Citing Sources in Performances
When you are creating a performance or a documentary, you do not need to actively cite sources during your presentation, because it would disrupt the flow of your product.
There are times when you would want to make a reference to a source, especially when you are referencing primary source material. It would be relevant to mention in a performance, “I wrote a letter to King George demanding that my grievances be addressed….” A judge would then expect to find a letter or a series of letters that you found in your research and cited in your bibliography. There is no need to stop to verbally cite sources—if the judges have any questions, they can address that in the Q&A segment at the end of your performance.
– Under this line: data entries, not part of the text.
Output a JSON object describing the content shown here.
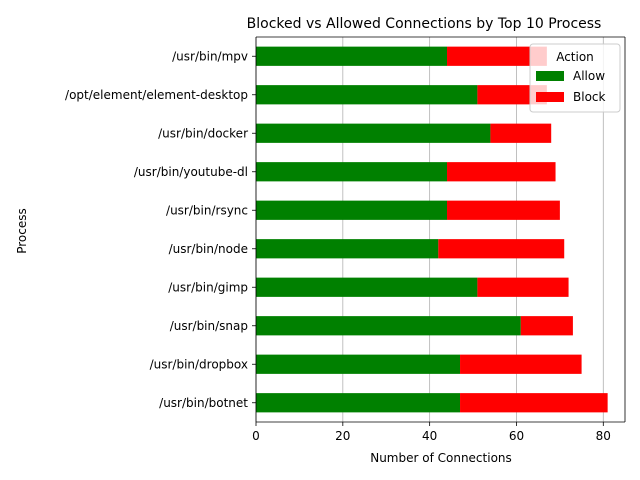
{
  "chart_data": {
    "type": "bar",
    "orientation": "horizontal",
    "stacked": true,
    "title": "Blocked vs Allowed Connections by Top 10 Process",
    "xlabel": "Number of Connections",
    "ylabel": "Process",
    "xlim": [
      0,
      85
    ],
    "xticks": [
      0,
      20,
      40,
      60,
      80
    ],
    "grid": "x",
    "legend": {
      "title": "Action",
      "placement": "top-right"
    },
    "categories": [
      "/usr/bin/botnet",
      "/usr/bin/dropbox",
      "/usr/bin/snap",
      "/usr/bin/gimp",
      "/usr/bin/node",
      "/usr/bin/rsync",
      "/usr/bin/youtube-dl",
      "/usr/bin/docker",
      "/opt/element/element-desktop",
      "/usr/bin/mpv"
    ],
    "series": [
      {
        "name": "Allow",
        "color": "#008000",
        "values": [
          47,
          47,
          61,
          51,
          42,
          44,
          44,
          54,
          51,
          44
        ]
      },
      {
        "name": "Block",
        "color": "#ff0000",
        "values": [
          34,
          28,
          12,
          21,
          29,
          26,
          25,
          14,
          16,
          23
        ]
      }
    ]
  }
}
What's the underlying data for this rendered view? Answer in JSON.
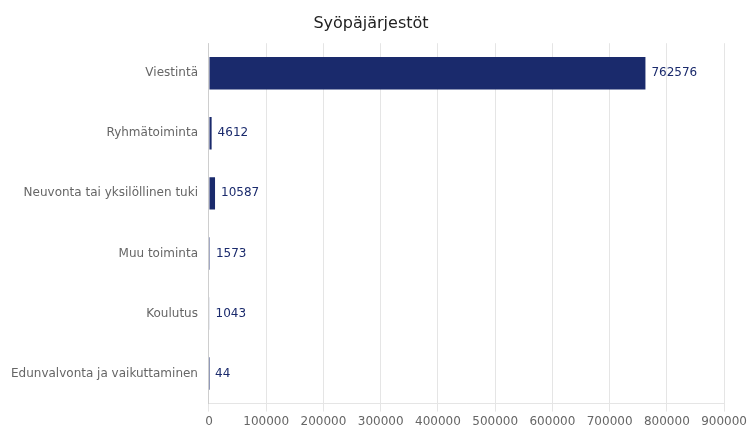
{
  "chart_data": {
    "type": "bar",
    "orientation": "horizontal",
    "title": "Syöpäjärjestöt",
    "categories": [
      "Edunvalvonta ja vaikuttaminen",
      "Koulutus",
      "Muu toiminta",
      "Neuvonta tai yksilöllinen tuki",
      "Ryhmätoiminta",
      "Viestintä"
    ],
    "values": [
      44,
      1043,
      1573,
      10587,
      4612,
      762576
    ],
    "color": "#1a2a6c",
    "xlim": [
      0,
      900000
    ],
    "xticks": [
      0,
      100000,
      200000,
      300000,
      400000,
      500000,
      600000,
      700000,
      800000,
      900000
    ],
    "grid": true,
    "data_labels": true
  }
}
Citing Sources in Documentaries
You are NOT required to cite images as they appear on the screen. You may add tags to the bottom of the screen to help an image or video clip make sense. For example, you might want to add a name of a speaker, or a relevant historical date during a particular video clip or still image.
At the end of the documentary, you should include a list of relevant audio and visual sources that you included in your documentary. This is not a repeat of your bibliography. Just name the major locations of your images. A typical list might include images from the British Museum, the Smithsonian Institution, the National Archives, the Library of Congress, NBC News, or the Holocaust Museum. Again, if the judges have a question about a particular visual or audio selection, they can address that in the Q&A segment at the end of your documentary.
*This citation is REQUIRED and does NOT count toward the word limit.
*This citation DOES count toward the word limit because it shows analysis and interpretation.